L’hôtel de cette belle et généreuse veuve était situé au milieu de l’avenue d’Eylau, et il avait très grand air. Une grille monumentale, une cour seigneuriale précédant un grand corps de logis flanqué de deux ailes en retour, et au-delà des constructions, un vaste jardin plein d’arbres demi-séculaires, ce qui est un âge respectable pour des arbres parisiens.

Darcy arrêta son alezan devant la petite porte contiguë à la loge du portier, et envoya son groom demander si madame Cambry était chez elle.

Il y avait devant la grille un fiacre, et ce fiacre venait d’arriver; le cocher était encore occupé à passer au cou de son cheval la musette pleine d’avoine. Darcy en conclut que madame Cambry recevait, et il ne se trompait pas, car le groom rapporta une réponse affirmative. Il crut même reconnaître à la façon dont le portier le saluait que madame Cambry avait donné l’ordre de le laisser entrer, s’il se présentait. Il n’était pas assez familier dans la maison pour se permettre de demander qui le fiacre avait amené, quoiqu’il fût intéressé à le savoir, afin de ne pas se rencontrer avec un personnage gênant. Il s’abstint donc, et il traversa la cour au bruit du coup de cloche qui annonçait un visiteur.

Un valet de pied, à mine discrète, en livrée brune, parut sur le perron et introduisit Darcy dans un vestibule spacieux qui ressemblait un peu à la salle d’attente d’un ministre. Point d’inutilités à la mode, point de fleurs; rien que des banquettes recouvertes en moleskine, la table avec l’indispensable coupe destinée à recevoir les cartes de visite, et les supports d’acajou pour accrocher les chapeaux. C’était correct, froid et un peu nu. Dès le premier pas qu’on faisait dans ce bel hôtel, on voyait que madame Cambry ne donnait pas dans les raffinements modernes.

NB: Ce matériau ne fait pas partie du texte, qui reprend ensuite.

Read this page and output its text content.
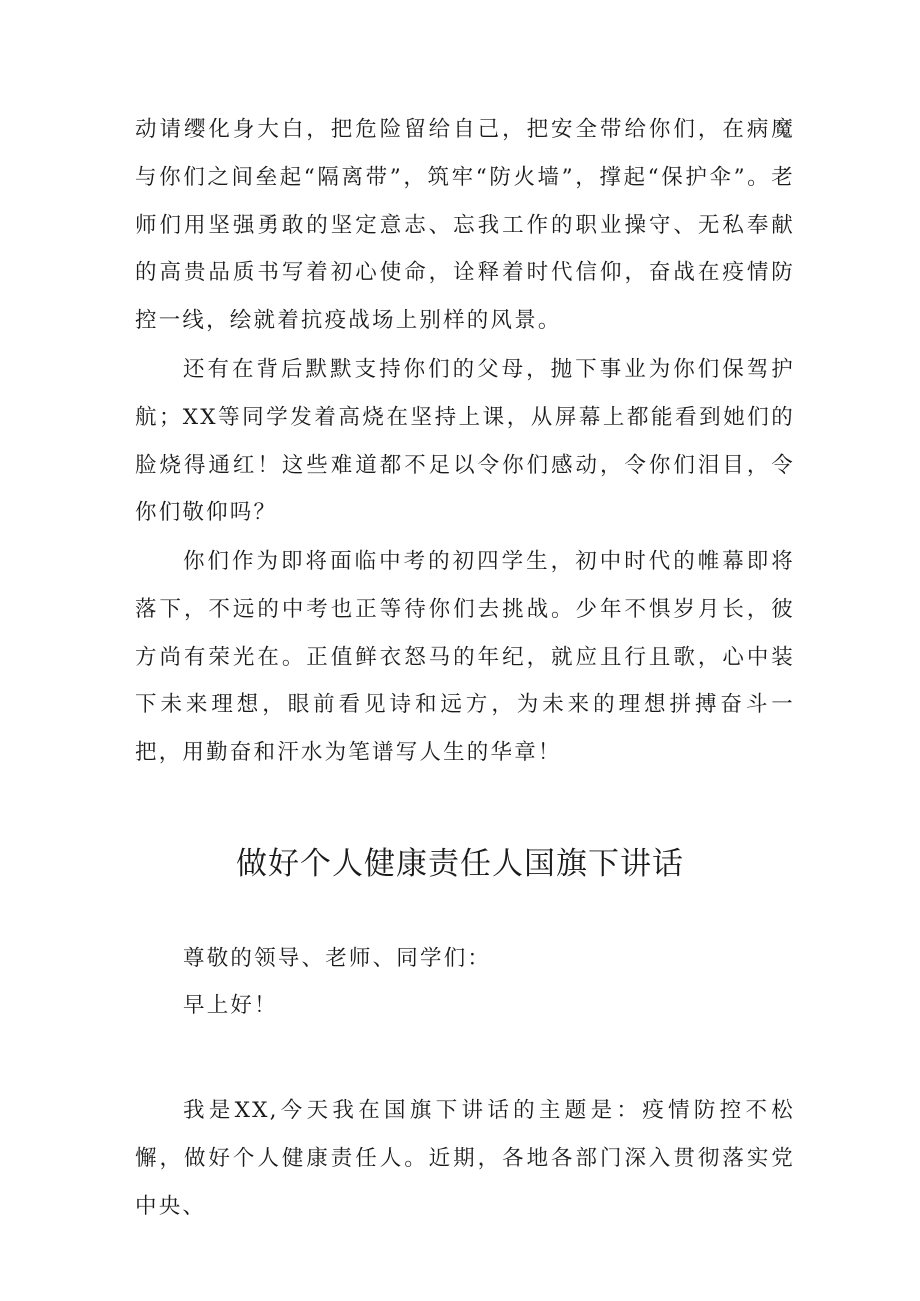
动请缨化身大白，把危险留给自己，把安全带给你们，在病魔与你们之间垒起“隔离带”，筑牢“防火墙”，撑起“保护伞”。老师们用坚强勇敢的坚定意志、忘我工作的职业操守、无私奉献的高贵品质书写着初心使命，诠释着时代信仰，奋战在疫情防控一线，绘就着抗疫战场上别样的风景。

还有在背后默默支持你们的父母，抛下事业为你们保驾护航；XX等同学发着高烧在坚持上课，从屏幕上都能看到她们的脸烧得通红！这些难道都不足以令你们感动，令你们泪目，令你们敬仰吗？

你们作为即将面临中考的初四学生，初中时代的帷幕即将落下，不远的中考也正等待你们去挑战。少年不惧岁月长，彼方尚有荣光在。正值鲜衣怒马的年纪，就应且行且歌，心中装下未来理想，眼前看见诗和远方，为未来的理想拼搏奋斗一把，用勤奋和汗水为笔谱写人生的华章！

做好个人健康责任人国旗下讲话

尊敬的领导、老师、同学们：

早上好！

我是XX,今天我在国旗下讲话的主题是：疫情防控不松懈，做好个人健康责任人。近期，各地各部门深入贯彻落实党中央、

Les appartements de réception occupaient le rez-de-chaussée, un rez-de-chaussée surélevé, avec les cuisines et les offices dans le soubassement; et quand elle recevait, madame Cambry s’y tenait de préférence dans un salon donnant sur le jardin. C’était là que Darcy avait dit à mademoiselle Lestérel qu’il l’aimait, et il lui en aurait coûté de revoir ce piano sur lequel il l’avait accompagnée pendant qu’elle chantait cet air dont il croyait encore entendre les paroles prophétiques: «Chagrins d’amour durent toute la vie.» Mais ce jour-là, par exception, madame Cambry n’avait pas quitté le premier étage. Darcy la bénit de lui épargner l’amertume d’un triste souvenir, et, conduit par le valet de pied, il monta le grand escalier, un escalier solennel, sans tentures et sans tableaux.

Une surprise l’attendait dans le boudoir assez simplement meublé où elle le reçut. Son oncle était là, assis sur un fauteuil, tout près de la chaise longue où siégeait la belle veuve; son oncle en toilette du matin, un négligé relatif, le négligé d’un magistrat qui vient d’instruire; son oncle, grave, soucieux et préoccupé comme un homme qui apporte de mauvaises nouvelles. Madame Cambry l’écoutait avec une attention inquiète, et Gaston fut frappé de l’altération de ses traits. Elle était très pâle, et on voyait que ses beaux yeux avaient pleuré. Il remarqua aussi qu’elle était vêtue de noir, comme si elle eût porté le deuil de sa protégée.